Datix Limited is a patient safety organization that produces web-based incident reporting and risk management software for healthcare and social care organizations. Its headquarters are in London, England and it has offices in Chicago, USA and Toronto, Canada.

The application is widely used by staff including clinicians in more than 70% of the British National Health Service (NHS) to report clinical incidents [1] Staff are trained in using Datix as part of an NHS trust’s mandatory and statutory training [2] The system can even be used by paramedics, air ambulances and water companies [3] The system can be used to manage incident reporting, risk registers, complaints, claims, requests for information, safety alerts and CQC standards in the UK.

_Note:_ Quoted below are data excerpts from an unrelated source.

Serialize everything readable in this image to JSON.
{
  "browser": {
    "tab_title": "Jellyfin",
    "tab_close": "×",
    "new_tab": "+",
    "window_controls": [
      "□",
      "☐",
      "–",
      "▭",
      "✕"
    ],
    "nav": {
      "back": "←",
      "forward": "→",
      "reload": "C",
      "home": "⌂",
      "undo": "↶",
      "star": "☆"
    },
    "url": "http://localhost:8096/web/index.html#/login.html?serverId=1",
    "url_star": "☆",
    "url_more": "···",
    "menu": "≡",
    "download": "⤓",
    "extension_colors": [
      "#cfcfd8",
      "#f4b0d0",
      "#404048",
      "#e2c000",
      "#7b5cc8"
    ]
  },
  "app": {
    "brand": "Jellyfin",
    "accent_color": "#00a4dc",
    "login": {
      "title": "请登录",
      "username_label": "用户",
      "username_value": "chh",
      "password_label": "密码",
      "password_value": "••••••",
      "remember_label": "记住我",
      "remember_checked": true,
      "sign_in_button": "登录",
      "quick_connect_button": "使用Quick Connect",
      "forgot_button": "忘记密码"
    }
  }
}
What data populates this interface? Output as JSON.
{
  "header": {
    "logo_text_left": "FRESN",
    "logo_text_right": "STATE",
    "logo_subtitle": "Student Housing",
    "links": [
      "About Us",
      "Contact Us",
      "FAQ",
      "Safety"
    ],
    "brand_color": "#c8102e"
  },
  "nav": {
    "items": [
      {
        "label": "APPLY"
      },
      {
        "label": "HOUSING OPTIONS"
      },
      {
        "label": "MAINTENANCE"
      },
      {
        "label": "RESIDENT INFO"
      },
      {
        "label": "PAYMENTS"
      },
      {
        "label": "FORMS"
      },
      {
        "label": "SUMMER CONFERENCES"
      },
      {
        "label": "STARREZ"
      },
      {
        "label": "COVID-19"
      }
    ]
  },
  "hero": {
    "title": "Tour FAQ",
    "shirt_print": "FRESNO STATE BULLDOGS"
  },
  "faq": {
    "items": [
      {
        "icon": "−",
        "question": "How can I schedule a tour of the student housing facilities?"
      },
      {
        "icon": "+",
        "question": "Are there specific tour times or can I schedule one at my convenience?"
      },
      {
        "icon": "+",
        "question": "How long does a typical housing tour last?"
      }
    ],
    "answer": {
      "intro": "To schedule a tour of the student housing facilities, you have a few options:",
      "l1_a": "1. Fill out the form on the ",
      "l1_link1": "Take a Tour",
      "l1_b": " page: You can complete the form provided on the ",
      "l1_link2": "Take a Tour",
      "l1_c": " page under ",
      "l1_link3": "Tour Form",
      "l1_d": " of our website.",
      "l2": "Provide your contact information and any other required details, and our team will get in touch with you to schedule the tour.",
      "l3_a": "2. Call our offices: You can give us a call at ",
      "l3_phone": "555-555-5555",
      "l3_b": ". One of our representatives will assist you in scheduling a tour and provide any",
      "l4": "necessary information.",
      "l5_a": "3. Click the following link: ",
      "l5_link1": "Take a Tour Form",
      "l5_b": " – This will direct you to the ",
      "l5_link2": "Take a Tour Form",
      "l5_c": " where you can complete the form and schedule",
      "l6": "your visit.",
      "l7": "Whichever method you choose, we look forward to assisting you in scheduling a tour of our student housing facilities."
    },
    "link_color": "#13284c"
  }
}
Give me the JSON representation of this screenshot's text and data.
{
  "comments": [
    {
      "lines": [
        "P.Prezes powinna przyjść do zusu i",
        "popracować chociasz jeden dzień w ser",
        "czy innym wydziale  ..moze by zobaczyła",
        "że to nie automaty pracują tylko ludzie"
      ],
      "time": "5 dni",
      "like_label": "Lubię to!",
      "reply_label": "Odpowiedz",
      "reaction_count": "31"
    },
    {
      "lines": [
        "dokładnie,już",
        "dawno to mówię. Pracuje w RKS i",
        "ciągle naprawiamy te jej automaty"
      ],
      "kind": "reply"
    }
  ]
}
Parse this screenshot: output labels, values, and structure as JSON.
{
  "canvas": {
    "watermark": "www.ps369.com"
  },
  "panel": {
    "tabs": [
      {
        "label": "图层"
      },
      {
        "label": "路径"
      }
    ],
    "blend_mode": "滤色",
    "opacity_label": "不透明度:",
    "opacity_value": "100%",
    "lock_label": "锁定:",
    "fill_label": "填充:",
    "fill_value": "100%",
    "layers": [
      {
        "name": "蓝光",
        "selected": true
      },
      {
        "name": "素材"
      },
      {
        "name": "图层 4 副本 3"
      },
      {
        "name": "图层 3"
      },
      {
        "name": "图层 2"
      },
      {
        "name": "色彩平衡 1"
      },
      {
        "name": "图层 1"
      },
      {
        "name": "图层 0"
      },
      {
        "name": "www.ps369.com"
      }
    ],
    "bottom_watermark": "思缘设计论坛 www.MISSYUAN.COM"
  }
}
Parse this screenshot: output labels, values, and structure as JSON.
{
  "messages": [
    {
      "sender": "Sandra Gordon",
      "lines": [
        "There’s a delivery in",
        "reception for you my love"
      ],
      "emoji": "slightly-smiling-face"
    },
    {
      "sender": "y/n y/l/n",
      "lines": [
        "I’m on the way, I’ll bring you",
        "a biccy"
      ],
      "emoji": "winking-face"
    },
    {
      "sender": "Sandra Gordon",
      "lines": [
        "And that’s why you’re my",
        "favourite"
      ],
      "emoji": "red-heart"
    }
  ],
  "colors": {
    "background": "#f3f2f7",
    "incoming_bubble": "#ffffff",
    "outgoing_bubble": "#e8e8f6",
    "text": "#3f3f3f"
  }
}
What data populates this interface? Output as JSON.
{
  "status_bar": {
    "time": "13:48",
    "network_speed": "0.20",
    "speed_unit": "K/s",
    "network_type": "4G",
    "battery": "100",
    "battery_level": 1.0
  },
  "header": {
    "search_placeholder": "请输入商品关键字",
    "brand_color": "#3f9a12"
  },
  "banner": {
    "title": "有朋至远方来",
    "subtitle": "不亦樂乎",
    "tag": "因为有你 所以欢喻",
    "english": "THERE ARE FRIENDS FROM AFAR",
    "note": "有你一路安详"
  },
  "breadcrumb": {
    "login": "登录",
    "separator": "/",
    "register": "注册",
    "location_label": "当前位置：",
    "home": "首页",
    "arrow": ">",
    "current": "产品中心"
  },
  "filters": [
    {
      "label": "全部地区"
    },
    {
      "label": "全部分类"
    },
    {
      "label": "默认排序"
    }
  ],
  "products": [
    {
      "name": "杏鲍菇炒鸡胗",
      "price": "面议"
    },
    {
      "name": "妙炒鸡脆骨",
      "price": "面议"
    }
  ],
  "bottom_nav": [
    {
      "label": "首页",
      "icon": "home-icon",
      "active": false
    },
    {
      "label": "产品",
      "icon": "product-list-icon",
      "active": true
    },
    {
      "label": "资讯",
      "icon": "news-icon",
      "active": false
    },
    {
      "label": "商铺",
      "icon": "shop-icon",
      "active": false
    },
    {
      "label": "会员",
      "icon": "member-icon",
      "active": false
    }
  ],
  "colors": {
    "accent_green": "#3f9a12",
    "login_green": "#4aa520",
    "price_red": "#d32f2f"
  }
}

James Titcombe was appointed as Patient Safety Specialist at Datix in April 2016.[4][5]

Examples of use

Serco Health implemented Datix web-based incident and risk management software at various healthcare organisations and seven prisons throughout the UK.[6]

East London NHS Foundation Trust introduced changes to its Datix system for incident reporting in 2014 to make it more useful. It now gives feedback to the original reporter about actions taken to address their concerns, and there are dashboards to Datix to allow services to view trends in incidents over time, and to integrate incident data with other quality data, which staff can access from any computer.

Healthcare Insurance Reciprocol of Canada (HIROC), [7] Canada's leading provider of healthcare liability insurance, developed a company-wide Integrated Risk Management tool using Datix. Based on academic research and subscriber feedback, HIROC revolutionized the way it looked at risk.[8] Data from the system can form the basis of academic research into patient safety issues.[9]

The North West Commissioning Support Unit along with 17 other Commissioning Support Units in the United Kingdom offers a Datix managed solution to NHS organizations.

James Titcombe reports sadly that “I’ll Datix you”, is used as a threat in argumentative situations in the NHS.[10]